# San Andreas mouse problem



## Chikitta (Jun 26, 2005)

So I installed GTA: SA yesterday, and loaded it up.

First thing I notice is that moving the mouse around the very "laggy" on the menu screen, so I use the arrow keys to start a new game.

Watch the intro, get in to the game and go to look around with the mouse, and the mouse lag is back. Unless I move the mouse very slowly indeed, the whole game stutters really badly when I use the mouse to look around. Walking around is fine - decent FPS... just when I move the mouse it drops to about 0.5

I don't have this problem with any other games.

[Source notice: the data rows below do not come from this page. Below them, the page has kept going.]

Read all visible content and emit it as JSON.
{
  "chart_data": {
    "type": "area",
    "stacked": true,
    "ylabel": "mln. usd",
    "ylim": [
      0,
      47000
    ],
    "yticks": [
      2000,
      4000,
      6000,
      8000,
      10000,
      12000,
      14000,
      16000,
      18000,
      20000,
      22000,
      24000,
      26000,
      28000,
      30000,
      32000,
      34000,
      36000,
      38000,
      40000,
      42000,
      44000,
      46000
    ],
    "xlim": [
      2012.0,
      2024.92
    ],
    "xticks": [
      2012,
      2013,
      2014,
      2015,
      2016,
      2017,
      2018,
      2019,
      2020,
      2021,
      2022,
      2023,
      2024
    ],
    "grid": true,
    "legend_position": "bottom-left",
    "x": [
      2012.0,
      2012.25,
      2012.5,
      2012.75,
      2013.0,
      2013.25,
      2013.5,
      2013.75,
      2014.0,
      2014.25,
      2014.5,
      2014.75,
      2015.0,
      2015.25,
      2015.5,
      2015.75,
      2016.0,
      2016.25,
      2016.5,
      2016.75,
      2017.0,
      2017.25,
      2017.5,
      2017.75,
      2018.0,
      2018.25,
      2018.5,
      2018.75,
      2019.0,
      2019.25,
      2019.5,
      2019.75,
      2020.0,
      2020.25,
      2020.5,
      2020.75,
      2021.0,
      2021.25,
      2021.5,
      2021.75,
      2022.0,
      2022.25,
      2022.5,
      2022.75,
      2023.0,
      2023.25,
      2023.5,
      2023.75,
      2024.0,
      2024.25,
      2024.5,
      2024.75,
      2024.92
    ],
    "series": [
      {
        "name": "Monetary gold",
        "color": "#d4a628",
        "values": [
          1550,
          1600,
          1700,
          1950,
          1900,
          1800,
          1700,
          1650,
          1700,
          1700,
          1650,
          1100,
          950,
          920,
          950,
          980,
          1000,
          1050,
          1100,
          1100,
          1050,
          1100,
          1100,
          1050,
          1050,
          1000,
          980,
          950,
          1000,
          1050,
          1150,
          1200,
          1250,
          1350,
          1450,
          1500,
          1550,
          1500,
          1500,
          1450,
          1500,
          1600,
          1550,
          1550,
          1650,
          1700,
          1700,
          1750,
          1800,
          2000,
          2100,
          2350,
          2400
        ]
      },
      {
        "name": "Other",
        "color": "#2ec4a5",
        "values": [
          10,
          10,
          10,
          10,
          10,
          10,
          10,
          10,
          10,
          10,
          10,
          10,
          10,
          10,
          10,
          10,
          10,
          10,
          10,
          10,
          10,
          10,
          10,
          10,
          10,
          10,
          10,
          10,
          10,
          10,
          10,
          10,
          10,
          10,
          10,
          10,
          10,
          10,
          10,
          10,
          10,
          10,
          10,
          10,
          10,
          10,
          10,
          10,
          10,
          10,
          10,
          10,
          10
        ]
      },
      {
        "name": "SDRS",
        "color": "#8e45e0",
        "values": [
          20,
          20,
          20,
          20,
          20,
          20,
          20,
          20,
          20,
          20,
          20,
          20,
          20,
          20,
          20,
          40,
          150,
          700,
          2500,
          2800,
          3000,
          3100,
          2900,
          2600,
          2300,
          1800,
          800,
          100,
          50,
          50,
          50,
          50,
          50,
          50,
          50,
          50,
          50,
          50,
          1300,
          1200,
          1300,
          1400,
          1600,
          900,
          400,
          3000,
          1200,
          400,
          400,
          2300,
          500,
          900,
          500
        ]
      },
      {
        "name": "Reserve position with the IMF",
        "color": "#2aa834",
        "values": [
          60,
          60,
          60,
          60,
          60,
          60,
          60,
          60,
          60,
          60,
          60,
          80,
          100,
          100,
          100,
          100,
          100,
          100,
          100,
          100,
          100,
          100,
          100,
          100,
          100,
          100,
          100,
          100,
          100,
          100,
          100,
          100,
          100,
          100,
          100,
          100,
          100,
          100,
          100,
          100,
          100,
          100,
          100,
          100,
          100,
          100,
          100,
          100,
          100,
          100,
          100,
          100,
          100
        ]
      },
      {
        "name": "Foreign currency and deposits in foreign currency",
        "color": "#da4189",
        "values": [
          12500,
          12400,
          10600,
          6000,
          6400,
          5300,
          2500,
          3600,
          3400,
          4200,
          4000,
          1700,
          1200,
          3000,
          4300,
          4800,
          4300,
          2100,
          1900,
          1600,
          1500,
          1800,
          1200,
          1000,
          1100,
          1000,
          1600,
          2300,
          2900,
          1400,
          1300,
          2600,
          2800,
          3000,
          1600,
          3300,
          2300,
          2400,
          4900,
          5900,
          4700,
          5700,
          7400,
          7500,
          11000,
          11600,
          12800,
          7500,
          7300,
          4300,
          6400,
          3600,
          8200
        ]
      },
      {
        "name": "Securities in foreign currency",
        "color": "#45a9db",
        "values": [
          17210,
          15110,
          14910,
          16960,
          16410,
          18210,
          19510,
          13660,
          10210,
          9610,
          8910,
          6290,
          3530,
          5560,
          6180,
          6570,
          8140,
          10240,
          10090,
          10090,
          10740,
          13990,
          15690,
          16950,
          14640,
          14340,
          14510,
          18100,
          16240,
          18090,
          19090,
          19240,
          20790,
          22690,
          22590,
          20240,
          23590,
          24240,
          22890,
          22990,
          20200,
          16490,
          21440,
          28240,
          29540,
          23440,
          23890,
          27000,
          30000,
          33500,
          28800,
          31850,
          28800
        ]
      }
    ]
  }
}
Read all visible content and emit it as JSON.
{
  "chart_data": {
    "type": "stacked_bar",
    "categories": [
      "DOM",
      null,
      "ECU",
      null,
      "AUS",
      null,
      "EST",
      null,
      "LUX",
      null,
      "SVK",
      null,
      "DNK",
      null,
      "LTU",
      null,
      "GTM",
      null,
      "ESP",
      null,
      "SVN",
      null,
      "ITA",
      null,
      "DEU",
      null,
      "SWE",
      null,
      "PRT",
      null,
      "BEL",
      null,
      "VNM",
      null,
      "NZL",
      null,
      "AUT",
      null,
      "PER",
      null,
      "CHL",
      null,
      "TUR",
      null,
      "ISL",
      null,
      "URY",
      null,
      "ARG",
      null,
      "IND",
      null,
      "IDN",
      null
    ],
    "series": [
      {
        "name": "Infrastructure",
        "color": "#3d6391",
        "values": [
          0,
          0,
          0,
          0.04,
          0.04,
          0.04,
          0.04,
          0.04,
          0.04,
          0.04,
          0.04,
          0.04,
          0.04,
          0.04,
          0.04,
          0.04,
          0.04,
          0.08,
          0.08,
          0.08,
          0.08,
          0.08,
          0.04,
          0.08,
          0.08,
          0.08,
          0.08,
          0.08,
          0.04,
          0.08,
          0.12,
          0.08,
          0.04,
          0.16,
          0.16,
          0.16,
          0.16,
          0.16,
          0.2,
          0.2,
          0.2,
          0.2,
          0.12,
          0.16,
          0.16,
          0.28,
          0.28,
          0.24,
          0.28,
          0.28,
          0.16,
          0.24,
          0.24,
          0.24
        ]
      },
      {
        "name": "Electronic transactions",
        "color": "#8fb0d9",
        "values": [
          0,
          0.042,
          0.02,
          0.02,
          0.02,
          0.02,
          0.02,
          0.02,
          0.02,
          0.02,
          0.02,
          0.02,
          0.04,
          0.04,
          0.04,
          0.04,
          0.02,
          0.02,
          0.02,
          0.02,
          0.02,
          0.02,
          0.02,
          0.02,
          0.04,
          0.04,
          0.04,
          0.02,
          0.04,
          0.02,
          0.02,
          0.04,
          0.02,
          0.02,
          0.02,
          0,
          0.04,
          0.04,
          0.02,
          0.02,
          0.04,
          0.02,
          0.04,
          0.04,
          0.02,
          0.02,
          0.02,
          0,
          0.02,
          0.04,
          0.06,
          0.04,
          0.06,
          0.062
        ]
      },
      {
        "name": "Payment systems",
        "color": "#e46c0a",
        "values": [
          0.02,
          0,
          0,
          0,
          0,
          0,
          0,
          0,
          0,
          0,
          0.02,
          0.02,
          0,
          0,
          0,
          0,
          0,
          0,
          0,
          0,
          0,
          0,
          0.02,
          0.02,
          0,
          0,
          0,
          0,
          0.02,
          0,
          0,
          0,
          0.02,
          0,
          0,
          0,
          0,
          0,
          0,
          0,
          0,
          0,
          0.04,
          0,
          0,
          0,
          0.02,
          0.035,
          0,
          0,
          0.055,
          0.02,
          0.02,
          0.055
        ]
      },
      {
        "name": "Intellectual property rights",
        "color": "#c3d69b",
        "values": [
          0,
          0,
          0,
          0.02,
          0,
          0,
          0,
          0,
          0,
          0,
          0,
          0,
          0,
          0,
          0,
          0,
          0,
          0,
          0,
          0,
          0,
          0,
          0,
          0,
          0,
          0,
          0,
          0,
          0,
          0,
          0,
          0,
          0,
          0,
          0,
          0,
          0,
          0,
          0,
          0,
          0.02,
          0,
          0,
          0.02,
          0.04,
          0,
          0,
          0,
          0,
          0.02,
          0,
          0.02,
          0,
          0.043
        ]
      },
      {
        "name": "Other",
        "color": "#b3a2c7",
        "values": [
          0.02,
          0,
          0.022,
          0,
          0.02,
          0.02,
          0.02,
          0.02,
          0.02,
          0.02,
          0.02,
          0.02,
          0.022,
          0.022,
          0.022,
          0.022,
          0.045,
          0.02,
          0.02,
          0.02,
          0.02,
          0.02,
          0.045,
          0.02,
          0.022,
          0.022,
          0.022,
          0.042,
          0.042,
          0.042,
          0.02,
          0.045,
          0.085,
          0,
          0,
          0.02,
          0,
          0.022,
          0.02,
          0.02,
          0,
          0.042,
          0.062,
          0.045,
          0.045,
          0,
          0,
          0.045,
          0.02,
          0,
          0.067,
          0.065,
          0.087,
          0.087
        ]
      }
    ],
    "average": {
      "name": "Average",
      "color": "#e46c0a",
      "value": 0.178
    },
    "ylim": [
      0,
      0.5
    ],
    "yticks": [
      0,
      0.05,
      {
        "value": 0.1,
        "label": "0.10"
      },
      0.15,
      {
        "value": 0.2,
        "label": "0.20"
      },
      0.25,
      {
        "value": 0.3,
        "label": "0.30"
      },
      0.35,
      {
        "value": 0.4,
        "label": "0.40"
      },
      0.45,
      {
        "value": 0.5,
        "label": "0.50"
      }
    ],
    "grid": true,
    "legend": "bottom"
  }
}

There is nothing wrong with my mouse.

Any ideas?

Windows XP SP2
Asus A7N8X-E
AMD XP 3200+
9800 Pro, latest ATi drivers
1024mb RAM


----------



## Super-D-38 (Apr 25, 2002)

Mouse sensitivity turned up/down?
Could be graphics too.. try lowering the draw distance and detail..

Also be sure to shut down other "large" programs... If any.

GTA is big and it likes to use the hard drive, for info..


----------



## majordutch (Sep 30, 2004)

do you have any antialiasing or anisotropic filtering on?
do you have the latest directx ver?( 9c )


----------



## Chikitta (Jun 26, 2005)

Yep, got DX9 C.

Found the problem... it was WindowBlinds  

Shutting WB down instantly allowed the mouse in game to move normally... strange!


----------



## Super-D-38 (Apr 25, 2002)

Cool, enjoy the game.. And if you have any thoughts or need help be sure to post in the "random GTA rock's" thread..

Love to hear how you like the game and how things are going..

link: http://forums.techguy.org/t370996.html


----------